In his popular book, Jesus + Nothing = Everything, Tullian Tchividjian gives many great explanations of what God’s grace means for sinners like us. This book constantly focuses the reader on Jesus’ saving work. There are quite a few helpful and encouraging words in this book. But it’s not on my recommended reading list. Why? Because I don’t think Tchividjian’s description of sanctification is clearly confessional and biblical. Don’t overreact here; I’m not saying the book is heretical, horrible, or an attack on the gospel. I’m simply saying the description of sanctification is unhelpful. For example, here are some quotes from pages 95-96:
“Sanctification is the daily hard work of getting back to the reality of our justification. It’s going back to the certainty of our objectively secured pardon in Christ and hitting the refresh button a thousand times a day.”
“The hard work of Christian growth, therefore, is to think less of ourselves and our performance and more of Jesus and his performance for us.”
“Think of what Paul tells us in Philippians 2:12: ‘Work out your own salvation with fear and trembling.’ We’ve got work to do…What precisely is Paul exhorting us to do? He goes on to explain: ‘For it is God who works in you, both to will and to work for his good pleasure’ (v. 13). God works his work in you, which is the work already accomplished by Christ. Our hard work, therefore, means coming to a greater understanding of his work.”
The Reformed confessions and catechisms talk about sanctification quite a bit. But they don’t talk about sanctification as “getting back to the reality of our justification,” or, “coming to a greater understanding of [Christ’s] work.” These statements probably fit better in the discussion of true faith (i.e. WLC Q/A 72, HC Q/A 60-61), but they are not Reformed ways to speak about sanctification.

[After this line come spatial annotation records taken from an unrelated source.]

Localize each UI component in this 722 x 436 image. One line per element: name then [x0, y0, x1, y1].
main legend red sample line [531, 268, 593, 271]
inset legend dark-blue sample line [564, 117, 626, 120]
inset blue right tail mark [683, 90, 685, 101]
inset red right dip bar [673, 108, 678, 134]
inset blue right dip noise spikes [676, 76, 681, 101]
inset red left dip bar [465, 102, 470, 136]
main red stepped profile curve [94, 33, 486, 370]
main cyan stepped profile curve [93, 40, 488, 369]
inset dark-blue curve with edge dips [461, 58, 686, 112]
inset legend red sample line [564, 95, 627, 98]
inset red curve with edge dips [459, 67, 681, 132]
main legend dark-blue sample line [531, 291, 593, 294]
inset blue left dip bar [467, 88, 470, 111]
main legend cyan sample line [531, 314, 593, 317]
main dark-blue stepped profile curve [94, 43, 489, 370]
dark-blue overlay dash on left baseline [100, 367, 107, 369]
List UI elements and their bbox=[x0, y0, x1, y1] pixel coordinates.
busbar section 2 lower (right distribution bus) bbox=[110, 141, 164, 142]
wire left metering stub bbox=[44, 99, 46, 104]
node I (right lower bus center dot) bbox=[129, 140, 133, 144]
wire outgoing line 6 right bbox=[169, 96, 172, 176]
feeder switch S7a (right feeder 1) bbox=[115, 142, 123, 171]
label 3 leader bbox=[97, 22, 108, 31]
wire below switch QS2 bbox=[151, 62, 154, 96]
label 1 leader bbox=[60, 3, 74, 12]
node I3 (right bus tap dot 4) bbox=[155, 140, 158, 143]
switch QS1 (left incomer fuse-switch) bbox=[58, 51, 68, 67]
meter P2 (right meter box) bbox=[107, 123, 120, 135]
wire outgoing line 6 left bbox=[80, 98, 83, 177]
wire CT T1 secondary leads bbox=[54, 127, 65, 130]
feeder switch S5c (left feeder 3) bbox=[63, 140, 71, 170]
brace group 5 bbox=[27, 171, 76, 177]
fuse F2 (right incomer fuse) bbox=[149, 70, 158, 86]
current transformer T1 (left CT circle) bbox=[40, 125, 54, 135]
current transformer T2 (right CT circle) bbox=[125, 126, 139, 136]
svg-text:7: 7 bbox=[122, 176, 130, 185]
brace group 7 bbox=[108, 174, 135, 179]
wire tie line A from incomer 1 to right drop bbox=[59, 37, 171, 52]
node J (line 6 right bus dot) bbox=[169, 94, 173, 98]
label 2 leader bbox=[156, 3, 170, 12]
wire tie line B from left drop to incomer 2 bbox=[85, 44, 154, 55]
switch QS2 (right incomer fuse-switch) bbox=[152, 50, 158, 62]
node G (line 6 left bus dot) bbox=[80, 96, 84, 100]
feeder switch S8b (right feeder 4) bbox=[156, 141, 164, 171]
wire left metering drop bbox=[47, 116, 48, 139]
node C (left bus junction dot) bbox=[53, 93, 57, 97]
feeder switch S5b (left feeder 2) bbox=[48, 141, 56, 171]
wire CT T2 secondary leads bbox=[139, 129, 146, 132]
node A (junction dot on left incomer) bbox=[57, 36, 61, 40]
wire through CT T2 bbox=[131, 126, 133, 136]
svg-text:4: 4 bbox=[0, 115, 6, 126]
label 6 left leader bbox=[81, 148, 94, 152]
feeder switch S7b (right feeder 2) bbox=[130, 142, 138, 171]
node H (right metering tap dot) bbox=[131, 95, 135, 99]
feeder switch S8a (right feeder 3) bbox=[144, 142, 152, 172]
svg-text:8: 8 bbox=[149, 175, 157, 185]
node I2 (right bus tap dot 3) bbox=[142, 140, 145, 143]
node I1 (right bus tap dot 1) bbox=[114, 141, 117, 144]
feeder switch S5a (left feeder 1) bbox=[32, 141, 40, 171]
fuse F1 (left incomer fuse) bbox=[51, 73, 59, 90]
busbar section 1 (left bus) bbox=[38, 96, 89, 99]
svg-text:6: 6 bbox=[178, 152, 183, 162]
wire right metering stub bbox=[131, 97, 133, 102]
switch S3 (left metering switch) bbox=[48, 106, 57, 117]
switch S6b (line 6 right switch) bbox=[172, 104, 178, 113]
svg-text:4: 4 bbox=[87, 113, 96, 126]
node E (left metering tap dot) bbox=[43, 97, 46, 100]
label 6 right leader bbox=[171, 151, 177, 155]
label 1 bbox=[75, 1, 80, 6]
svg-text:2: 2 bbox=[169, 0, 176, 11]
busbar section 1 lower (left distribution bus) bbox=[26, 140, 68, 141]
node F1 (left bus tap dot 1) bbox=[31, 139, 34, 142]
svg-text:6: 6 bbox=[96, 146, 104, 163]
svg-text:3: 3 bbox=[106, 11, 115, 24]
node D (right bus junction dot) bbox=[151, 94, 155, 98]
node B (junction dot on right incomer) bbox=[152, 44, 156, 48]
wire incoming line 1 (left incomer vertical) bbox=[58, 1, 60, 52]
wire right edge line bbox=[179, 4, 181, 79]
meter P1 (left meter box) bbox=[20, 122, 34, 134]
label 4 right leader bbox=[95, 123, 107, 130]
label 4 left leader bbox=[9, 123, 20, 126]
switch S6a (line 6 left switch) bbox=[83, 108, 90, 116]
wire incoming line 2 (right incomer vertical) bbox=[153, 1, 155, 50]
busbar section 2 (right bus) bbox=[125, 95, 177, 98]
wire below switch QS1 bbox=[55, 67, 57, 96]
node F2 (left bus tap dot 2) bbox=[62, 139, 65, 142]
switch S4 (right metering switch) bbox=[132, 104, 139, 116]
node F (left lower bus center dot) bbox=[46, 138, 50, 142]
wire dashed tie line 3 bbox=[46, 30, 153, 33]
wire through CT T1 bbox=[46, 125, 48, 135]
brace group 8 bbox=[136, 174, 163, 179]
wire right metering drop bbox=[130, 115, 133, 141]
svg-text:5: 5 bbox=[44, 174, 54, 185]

How do the confessions and catechisms talk about sanctification? Well, first of all sanctification is about the Christian obeying God’s law out of gratitude for salvation and new life in Christ (HC Q/A 32-115). Second, sanctification has to do with dying to sin and living according to righteousness (WLC Q/A 75, HC Q/A 88-90). Also, the confessions mention in the discussions of sanctification our good works as “fruits and evidences of a true and lively faith” (WCF 16.2). We can gain assurance of our faith from the fruits of our faith. The confessions and catechisms say more about sanctification; this is just a summary (for biblical references, see the proof texts of the confessions given). But certainly sanctification is not “getting back to the reality of our justification.”
I don’t want to throw Tchividjian under the bus here. I haven’t read anything else he’s written and I don’t follow his ministry at all. Maybe he’s clarified this elsewhere. I just wanted to point this out, echoing what Mark Jones said in Antinomianism (p. 111-121), that we should be careful when speaking about biblical truths and doctrines. Rhetoric and hyperbole might sound good and grab attention, but we need to work hard to be precise and accurate in our language. I believe the Reformed confessions and catechisms do a nice job of biblically describing justification, faith, and sanctification, even if the statements in them are not popular, trendy, or twitterable. If we want to be biblical and confessional, I’d say let’s do our best to use biblical and confessional language.
“What is sanctification? Sanctification is the work of God’s free grace (Ezek. 36:27, Phil. 2:13, 2 Thes. 2:13), whereby we are renewed in the whole man after the image of God (2 Cor. 5:17, Eph. 4:23-24, 1 Thess. 5:23), and are enabled more and more to die unto sin, and live unto righteousness (Ezek. 36:25-27, Rom. 6:4, 6, 12-14, 2 Cor. 7:1, 1 Pet. 2:24) (WSC Q/A 35).”